Employees of a farm in Southern Oregon, who asked to not be identified out of fear of retribution by their employer, this week described cramped living conditions in temporary housing that made escaping the outside heat difficult.
At one unit, with little protection from the elements, the windows were fully covered to keep the heat and light out. In a 20-square-foot room with six bunk beds stacked in rows, small fans were tied to beds with pieces of cloth.
Wildfires have also generated some of the poorest air quality in the country. This week, laborers in Medford worked under 94-degree temperatures with an air quality index of 154 — a level considered to be unhealthy by federal standards.
The new emergency rules in Oregon mandate that employers provide masks that block very fine particulate matter to field workers when the air quality index reaches 100.
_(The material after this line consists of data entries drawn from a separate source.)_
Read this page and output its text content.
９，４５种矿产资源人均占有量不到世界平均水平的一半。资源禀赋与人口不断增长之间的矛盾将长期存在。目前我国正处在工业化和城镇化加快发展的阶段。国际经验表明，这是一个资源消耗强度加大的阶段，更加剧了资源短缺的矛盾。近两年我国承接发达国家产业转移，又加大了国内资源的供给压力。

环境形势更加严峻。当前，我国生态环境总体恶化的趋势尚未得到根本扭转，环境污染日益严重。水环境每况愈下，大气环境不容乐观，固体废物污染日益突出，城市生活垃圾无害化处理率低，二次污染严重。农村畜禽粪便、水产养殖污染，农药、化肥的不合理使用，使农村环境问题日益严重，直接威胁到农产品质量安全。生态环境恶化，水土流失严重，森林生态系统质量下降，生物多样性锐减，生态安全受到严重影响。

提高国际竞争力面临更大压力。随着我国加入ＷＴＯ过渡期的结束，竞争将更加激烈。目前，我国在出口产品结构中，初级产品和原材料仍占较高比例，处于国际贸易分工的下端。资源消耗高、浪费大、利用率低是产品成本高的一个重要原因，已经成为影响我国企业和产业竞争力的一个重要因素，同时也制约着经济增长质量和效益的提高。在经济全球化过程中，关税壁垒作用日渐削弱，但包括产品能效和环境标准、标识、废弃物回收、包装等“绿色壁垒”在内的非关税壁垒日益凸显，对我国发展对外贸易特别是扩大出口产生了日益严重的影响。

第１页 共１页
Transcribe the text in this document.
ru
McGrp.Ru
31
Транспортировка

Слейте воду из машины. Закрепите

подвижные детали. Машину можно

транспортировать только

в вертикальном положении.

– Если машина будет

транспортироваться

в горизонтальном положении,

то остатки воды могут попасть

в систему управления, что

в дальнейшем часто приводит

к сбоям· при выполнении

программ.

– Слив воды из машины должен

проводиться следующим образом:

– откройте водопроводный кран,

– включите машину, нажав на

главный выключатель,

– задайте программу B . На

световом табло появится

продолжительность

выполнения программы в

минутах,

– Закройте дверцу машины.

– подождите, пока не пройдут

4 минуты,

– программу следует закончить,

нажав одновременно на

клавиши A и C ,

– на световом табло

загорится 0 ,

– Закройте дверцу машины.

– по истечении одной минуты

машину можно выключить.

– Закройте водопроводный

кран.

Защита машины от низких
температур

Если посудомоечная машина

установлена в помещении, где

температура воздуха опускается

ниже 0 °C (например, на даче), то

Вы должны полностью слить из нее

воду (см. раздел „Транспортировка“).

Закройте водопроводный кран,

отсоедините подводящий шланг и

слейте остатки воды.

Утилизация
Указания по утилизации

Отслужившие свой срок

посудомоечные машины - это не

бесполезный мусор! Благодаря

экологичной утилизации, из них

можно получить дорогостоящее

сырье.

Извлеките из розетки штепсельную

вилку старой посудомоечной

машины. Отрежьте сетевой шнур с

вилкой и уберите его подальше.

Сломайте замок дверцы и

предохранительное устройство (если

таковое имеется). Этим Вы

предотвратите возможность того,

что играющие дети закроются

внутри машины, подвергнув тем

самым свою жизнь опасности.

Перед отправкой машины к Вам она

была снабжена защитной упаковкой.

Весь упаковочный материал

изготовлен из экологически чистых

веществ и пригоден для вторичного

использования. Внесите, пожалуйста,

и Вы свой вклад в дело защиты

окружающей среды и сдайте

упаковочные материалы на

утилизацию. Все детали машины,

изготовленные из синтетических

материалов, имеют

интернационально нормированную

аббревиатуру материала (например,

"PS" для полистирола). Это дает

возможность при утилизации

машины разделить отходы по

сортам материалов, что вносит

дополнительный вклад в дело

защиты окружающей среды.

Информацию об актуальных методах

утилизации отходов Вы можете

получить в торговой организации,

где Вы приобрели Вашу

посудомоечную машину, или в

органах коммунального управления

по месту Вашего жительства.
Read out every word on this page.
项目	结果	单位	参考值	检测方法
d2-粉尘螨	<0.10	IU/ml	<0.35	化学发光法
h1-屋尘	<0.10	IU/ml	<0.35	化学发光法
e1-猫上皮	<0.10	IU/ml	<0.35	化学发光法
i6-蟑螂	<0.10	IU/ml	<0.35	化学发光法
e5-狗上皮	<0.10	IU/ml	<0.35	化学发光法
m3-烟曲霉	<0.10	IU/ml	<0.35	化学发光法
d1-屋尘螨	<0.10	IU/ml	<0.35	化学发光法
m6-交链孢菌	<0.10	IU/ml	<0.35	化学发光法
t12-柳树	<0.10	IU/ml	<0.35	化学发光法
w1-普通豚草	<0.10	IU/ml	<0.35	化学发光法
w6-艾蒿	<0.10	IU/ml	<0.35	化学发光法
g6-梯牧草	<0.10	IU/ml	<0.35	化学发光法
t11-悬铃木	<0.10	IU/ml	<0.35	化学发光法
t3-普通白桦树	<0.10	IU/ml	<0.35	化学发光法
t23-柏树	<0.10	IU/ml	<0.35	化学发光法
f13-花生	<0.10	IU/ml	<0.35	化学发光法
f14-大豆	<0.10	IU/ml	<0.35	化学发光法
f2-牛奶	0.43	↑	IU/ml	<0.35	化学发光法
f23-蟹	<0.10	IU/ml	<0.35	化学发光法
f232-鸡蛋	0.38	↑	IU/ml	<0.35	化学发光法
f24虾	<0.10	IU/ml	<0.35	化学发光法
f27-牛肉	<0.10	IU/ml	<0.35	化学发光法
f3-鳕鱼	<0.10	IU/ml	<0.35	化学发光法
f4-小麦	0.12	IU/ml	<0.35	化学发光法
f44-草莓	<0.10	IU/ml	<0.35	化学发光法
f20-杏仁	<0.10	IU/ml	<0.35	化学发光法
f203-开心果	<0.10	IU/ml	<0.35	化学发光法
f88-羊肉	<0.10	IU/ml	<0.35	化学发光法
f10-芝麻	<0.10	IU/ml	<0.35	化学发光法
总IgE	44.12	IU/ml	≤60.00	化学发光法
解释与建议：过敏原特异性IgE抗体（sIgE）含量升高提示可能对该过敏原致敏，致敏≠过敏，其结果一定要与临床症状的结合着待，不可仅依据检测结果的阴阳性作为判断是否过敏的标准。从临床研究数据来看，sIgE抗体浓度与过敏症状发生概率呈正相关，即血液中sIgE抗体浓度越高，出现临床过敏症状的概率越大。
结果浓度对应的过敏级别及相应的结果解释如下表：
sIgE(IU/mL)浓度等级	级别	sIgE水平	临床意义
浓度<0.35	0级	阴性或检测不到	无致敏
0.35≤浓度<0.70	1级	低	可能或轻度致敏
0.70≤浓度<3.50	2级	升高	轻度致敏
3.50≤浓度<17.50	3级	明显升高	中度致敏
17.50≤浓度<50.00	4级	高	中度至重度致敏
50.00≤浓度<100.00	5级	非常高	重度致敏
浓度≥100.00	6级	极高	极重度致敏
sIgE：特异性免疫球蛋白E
The hazards of air quality and heat are magnified by the continued risk of the coronavirus pandemic. The Medford area has had among the highest growth rates of Covid cases in the United States.
One worker on a vineyard in Medford, who asked to be identified only as Beatriz because of her insecure status as a migrant worker from Mexico, said field conditions had become exceptionally harsh recently. She noted that while her employer supplies the workers with water, there is little shade for taking cover during her 6 a.m. to 3 p.m. shifts.
The heat and wildfire smoke worry her, but not because of health concerns. Beatriz, 38, like many others, is paid by what she can pick. “The grape goes to waste with the smoke,” she said. “It affects our pay also, because we don’t get paid for bad grapes.”
Some farm owners have questioned whether they should be in business at all. Instead of picking pears, people this week at Meyer Orchards in Medford were cutting down trees, dismantling a farm that had been operating for over a century.
Oregon, like much of the West, is gripped by drought. Large parts of the state have exceptionally low levels of water, according to the United States Drought Monitor, including the river valley where the Meyer orchard sits. The outlook is not promising either, according to forecasters.
“There has never been a drought this severe,” said Kurt Meyer, who is the fourth generation to run the orchard. “After 111 years, we didn’t have much of a choice. You can’t farm without water.”
The orchard is 115 acres, and Mr. Meyer estimates that it costs up to $350,000 a year to grow the fruit. This year, he said, there’s no return on that money.
“The industry will have to go to where there’s water,” Mr. Meyer said. “I don’t see the Rogue Valley being a big farming community anymore.”